628 µs ± 59.9 µs per loop (mean ± std. dev. of 7 runs, 1000 loops each)
79.8 µs ± 695 ns per loop (mean ± std. dev. of 7 runs, 10000 loops each)
True


What happens when we have a matrix of states? Intuition might suggest that the same trend should hold true, but it very much does not: 

In [15]:
new_state_vecs = r(n**2,n**2)

# Compute H, then Hv
%timeit tmp = np.tensordot(sigVals,sps_ham_ops,axes=1)[0]; tmp.dot(new_state_vecs)
# Compute H_jv for all j first, then dot with signal values.
%timeit tmp = np.empty(shape=(1),dtype="O"); tmp[0]=new_state_vecs; np.dot(sigVals,sps_ham_ops*tmp)[0]

# This is the odd way that is more efficient to compute these values
tmp = np.empty(shape=(1),dtype="O")
tmp[0] = new_state_vecs
cf(np.dot(sigVals,sps_ham_ops*tmp)[0],np.tensordot(sigVals,sps_ham_ops,axes=1)[0].dot(new_state_vecs))
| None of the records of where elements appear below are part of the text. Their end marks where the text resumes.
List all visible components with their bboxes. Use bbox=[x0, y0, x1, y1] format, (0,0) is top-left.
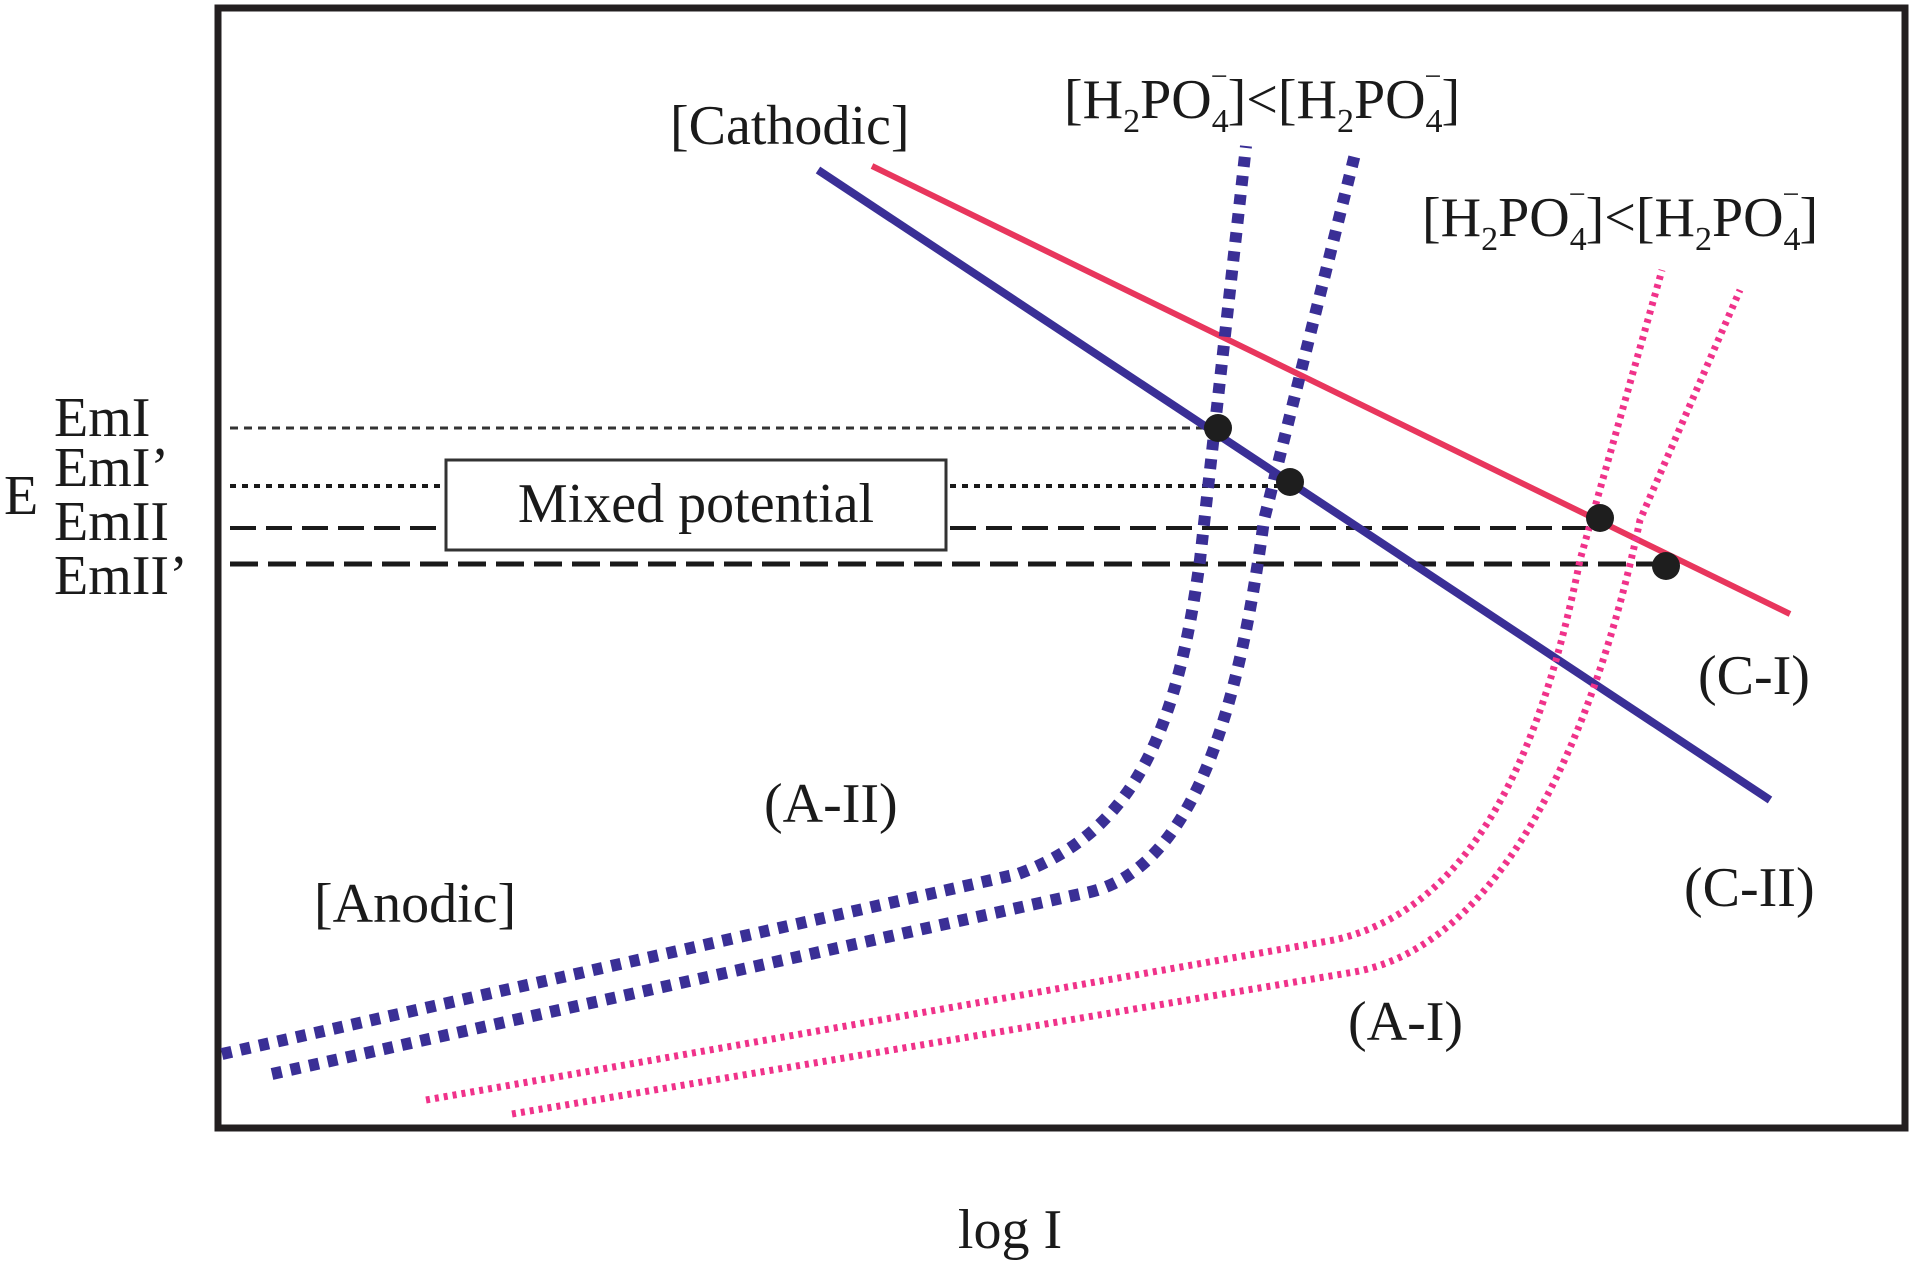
cathodic-label: [Cathodic] bbox=[670, 95, 909, 157]
plot-frame bbox=[214, 4, 1909, 1132]
intersection-emI bbox=[1204, 414, 1232, 442]
intersection-emI-prime bbox=[1276, 468, 1304, 496]
emI-label: EmI bbox=[54, 387, 150, 449]
intersection-emII bbox=[1586, 504, 1614, 532]
emII-prime-label: EmII’ bbox=[54, 545, 188, 607]
svg-text:[H2PO4−]<[H2PO4−]: [H2PO4−]<[H2PO4−] bbox=[1422, 178, 1818, 258]
anodic-label: [Anodic] bbox=[314, 873, 516, 935]
curve-label-C-II: (C-II) bbox=[1684, 857, 1815, 919]
anodic-curve-A-II-low bbox=[220, 145, 1252, 1060]
emI-prime-label: EmI’ bbox=[54, 437, 169, 499]
anodic-curve-A-I-low bbox=[425, 269, 1666, 1104]
anodic-curve-A-I-high bbox=[511, 288, 1744, 1118]
mixed-potential-box bbox=[444, 458, 948, 552]
curve-label-A-I: (A-I) bbox=[1348, 991, 1463, 1053]
anodic-curve-A-II-high bbox=[270, 148, 1362, 1080]
intersection-emII-prime bbox=[1652, 552, 1680, 580]
concentration-label-A-II: [H2PO4−]<[H2PO4−] bbox=[1064, 60, 1460, 140]
x-axis-label: log I bbox=[958, 1199, 1062, 1261]
svg-text:[H2PO4−]<[H2PO4−]: [H2PO4−]<[H2PO4−] bbox=[1064, 60, 1460, 140]
concentration-label-A-I: [H2PO4−]<[H2PO4−] bbox=[1422, 178, 1818, 258]
curve-label-C-I: (C-I) bbox=[1698, 645, 1810, 707]
curve-label-A-II: (A-II) bbox=[764, 773, 898, 835]
emII-label: EmII bbox=[54, 491, 169, 553]
mixed-potential-label: Mixed potential bbox=[518, 473, 874, 535]
y-axis-label: E bbox=[4, 465, 38, 527]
42 ms ± 920 µs per loop (mean ± std. dev. of 7 runs, 10 loops each)
620 ms ± 5.53 ms per loop (mean ± std. dev. of 7 runs, 1 loop each)
True


In this case, it is _much_ faster to compute the Hamiltonian first, then take the dot product. Because the choice of implementation method is both significant in determining the speed of the computation and has an effectiveness that depends on whether we are evaluating matrices or single vectors, we have chosen to implement both systems, checking before doing the computation whether we're working with a vector or a matrix.